Adams took the question as an attack on landlords, specifically “Black and Brown landlords” that “have their wealth tied to their property. I gotta protect those small property owners.”

Greenberg then pointed out that “most landlords are not small landlords, they’re really big landlords. My landlord is the biggest landlord on the planet. I think you can’t keep pushing that small landlord narrative, because it’s not the whole story.”

”I strongly disagree with you,” Adams told Greenberg.

Another man who lived in Stuy Town told the mayor about a friend who had a heart attack playing soccer, and would’ve died if not for his proximity to Beth Israel. He didn’t mince words when he asked the mayor if he supported keeping the hospital open.

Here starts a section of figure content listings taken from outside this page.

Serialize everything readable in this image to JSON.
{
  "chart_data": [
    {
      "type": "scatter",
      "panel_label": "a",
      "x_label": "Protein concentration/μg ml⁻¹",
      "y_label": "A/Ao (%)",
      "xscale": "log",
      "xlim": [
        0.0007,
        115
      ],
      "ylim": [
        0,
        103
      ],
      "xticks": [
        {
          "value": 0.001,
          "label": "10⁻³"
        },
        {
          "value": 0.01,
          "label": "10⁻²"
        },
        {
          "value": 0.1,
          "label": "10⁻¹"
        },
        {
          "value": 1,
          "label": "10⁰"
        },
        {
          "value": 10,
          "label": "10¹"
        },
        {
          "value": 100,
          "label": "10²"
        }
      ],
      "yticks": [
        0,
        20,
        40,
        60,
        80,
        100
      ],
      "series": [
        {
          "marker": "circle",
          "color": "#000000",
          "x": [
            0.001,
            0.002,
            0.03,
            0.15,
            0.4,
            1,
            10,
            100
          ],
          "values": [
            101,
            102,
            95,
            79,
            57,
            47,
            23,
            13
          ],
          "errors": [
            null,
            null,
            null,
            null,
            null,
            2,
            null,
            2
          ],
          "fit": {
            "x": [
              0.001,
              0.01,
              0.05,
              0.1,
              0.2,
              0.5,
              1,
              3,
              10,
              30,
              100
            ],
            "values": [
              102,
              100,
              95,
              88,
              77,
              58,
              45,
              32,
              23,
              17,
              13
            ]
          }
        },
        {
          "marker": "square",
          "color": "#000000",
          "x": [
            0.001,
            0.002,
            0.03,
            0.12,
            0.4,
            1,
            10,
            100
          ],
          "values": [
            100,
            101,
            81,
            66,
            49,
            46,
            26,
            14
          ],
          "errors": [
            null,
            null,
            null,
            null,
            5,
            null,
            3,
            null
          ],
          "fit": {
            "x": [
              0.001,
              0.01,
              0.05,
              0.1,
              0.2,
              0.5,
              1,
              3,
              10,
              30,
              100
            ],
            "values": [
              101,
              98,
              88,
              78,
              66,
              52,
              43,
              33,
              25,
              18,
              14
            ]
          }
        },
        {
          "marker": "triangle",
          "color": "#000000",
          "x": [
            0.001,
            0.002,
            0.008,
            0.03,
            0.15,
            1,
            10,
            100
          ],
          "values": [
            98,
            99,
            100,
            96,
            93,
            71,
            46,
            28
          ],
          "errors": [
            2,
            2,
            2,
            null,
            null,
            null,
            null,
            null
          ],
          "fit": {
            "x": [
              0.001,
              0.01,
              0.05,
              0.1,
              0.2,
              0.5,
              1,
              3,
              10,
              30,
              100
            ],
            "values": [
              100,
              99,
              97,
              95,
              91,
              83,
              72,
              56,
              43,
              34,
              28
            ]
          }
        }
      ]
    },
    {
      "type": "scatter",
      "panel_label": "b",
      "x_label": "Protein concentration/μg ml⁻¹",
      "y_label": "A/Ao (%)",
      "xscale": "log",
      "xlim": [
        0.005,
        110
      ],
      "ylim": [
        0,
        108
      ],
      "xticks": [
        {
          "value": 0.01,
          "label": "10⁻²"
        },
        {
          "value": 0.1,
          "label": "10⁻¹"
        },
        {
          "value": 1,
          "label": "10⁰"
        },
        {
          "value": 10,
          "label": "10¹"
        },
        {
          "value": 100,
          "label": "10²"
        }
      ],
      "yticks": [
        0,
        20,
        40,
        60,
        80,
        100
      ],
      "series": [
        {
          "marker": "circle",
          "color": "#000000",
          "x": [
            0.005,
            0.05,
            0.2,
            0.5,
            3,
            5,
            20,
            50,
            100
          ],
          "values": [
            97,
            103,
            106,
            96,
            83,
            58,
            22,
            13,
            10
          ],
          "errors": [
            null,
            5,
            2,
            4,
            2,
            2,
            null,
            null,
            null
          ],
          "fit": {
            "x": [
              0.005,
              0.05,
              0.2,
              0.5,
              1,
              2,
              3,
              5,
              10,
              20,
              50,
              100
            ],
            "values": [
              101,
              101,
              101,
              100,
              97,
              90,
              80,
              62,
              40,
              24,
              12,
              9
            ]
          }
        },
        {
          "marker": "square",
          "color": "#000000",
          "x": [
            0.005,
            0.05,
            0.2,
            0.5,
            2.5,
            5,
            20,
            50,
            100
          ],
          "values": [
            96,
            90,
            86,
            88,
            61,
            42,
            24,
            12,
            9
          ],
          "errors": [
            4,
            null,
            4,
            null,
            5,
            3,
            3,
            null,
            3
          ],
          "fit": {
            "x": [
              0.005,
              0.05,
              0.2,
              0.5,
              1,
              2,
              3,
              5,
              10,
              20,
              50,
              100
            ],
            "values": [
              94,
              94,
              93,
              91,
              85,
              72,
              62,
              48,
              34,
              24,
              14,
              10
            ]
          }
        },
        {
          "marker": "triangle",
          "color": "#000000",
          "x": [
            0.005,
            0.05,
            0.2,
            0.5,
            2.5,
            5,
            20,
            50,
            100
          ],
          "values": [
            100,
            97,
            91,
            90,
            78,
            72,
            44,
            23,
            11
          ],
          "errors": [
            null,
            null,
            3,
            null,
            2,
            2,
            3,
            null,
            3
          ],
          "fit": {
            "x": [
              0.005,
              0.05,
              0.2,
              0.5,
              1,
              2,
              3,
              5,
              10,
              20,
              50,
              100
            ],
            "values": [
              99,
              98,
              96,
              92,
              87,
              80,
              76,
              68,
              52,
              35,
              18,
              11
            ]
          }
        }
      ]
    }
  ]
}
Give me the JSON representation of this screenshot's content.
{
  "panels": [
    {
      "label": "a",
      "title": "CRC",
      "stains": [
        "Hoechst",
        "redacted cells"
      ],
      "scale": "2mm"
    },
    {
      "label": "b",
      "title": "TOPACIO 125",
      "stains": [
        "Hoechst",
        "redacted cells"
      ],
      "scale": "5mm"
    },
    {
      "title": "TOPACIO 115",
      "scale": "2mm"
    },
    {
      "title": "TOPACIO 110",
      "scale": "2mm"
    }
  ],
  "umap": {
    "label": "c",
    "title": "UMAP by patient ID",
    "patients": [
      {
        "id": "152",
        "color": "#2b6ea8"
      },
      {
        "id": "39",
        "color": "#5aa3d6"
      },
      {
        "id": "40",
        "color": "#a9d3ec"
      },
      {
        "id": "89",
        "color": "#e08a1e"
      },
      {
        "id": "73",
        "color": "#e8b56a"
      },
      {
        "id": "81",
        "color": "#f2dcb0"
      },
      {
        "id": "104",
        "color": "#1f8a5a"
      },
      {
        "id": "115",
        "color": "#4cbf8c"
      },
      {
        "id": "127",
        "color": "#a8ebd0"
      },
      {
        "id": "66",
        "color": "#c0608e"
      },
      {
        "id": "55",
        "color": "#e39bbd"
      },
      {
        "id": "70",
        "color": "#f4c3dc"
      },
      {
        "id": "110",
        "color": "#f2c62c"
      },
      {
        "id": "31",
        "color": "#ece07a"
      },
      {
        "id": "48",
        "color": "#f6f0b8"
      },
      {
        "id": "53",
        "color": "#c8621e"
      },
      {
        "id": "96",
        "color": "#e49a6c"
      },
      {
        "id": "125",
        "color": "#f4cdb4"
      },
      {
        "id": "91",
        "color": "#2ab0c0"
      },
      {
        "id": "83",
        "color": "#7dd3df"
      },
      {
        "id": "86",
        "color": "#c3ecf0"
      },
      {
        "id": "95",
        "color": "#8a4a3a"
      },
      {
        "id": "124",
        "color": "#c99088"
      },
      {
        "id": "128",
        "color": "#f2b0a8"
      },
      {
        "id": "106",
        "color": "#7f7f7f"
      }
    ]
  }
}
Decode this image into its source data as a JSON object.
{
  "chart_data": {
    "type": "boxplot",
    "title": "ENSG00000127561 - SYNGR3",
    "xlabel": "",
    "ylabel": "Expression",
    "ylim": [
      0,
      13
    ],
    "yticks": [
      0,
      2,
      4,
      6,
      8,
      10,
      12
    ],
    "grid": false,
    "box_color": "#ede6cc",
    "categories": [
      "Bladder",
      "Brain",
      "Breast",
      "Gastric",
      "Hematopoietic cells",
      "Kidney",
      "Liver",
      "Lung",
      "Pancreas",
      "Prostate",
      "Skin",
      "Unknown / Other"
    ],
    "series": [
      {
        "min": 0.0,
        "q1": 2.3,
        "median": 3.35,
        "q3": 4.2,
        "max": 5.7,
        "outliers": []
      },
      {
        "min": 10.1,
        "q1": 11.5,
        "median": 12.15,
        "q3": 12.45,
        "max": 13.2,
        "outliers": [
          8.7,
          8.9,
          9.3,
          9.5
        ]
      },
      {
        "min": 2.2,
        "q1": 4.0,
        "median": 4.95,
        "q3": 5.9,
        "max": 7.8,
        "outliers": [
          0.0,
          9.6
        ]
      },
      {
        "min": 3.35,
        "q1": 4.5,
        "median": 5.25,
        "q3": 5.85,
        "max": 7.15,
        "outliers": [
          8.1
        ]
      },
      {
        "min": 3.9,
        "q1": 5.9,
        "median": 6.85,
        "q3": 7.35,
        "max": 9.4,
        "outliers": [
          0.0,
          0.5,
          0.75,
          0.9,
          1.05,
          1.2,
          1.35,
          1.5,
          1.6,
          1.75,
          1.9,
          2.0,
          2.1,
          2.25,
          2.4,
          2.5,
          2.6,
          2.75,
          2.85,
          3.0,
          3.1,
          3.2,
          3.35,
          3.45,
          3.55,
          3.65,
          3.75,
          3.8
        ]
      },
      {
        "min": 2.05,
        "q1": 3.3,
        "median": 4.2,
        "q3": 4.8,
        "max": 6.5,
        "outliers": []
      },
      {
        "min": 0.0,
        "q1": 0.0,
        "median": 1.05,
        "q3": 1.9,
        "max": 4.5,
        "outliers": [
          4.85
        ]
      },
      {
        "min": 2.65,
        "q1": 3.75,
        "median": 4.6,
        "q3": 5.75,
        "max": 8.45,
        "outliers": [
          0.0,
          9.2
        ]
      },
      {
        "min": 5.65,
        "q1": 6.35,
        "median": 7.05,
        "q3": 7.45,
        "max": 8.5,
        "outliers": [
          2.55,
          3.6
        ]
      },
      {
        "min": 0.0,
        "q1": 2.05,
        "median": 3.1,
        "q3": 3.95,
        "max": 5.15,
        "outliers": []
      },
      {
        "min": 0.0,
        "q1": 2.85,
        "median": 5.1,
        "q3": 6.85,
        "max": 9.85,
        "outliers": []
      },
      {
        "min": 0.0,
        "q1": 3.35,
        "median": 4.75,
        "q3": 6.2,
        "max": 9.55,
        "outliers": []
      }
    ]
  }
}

Adams was rather ambiguous on the issue, at first acknowledging that “our team was not briefed on the closing of the hospital. We are going to find out exactly what the plans are.” Nonetheless, he seemed to imply that the hospital may very well close, and said that “we’re going to pick up any slack...from not having a hospital in this community.”

Finally, a man who identified himself as Eddie offered a question that many people seemed to have on their minds: “How do we get cars, bikers, and pedestrians to respect each other in this city?”

Beginning with an anecdote about watching his son buy toothpaste on Amazon recently, Mayor Adams mused about the logistics of a rapidly digitizing world. “Nobody goes in stores anymore,” he observed, and this meant that streets were being restructured to accommodate more delivery bikes and mopeds.

His takeaway was that “we have to learn the right decorum of using these busy streets.”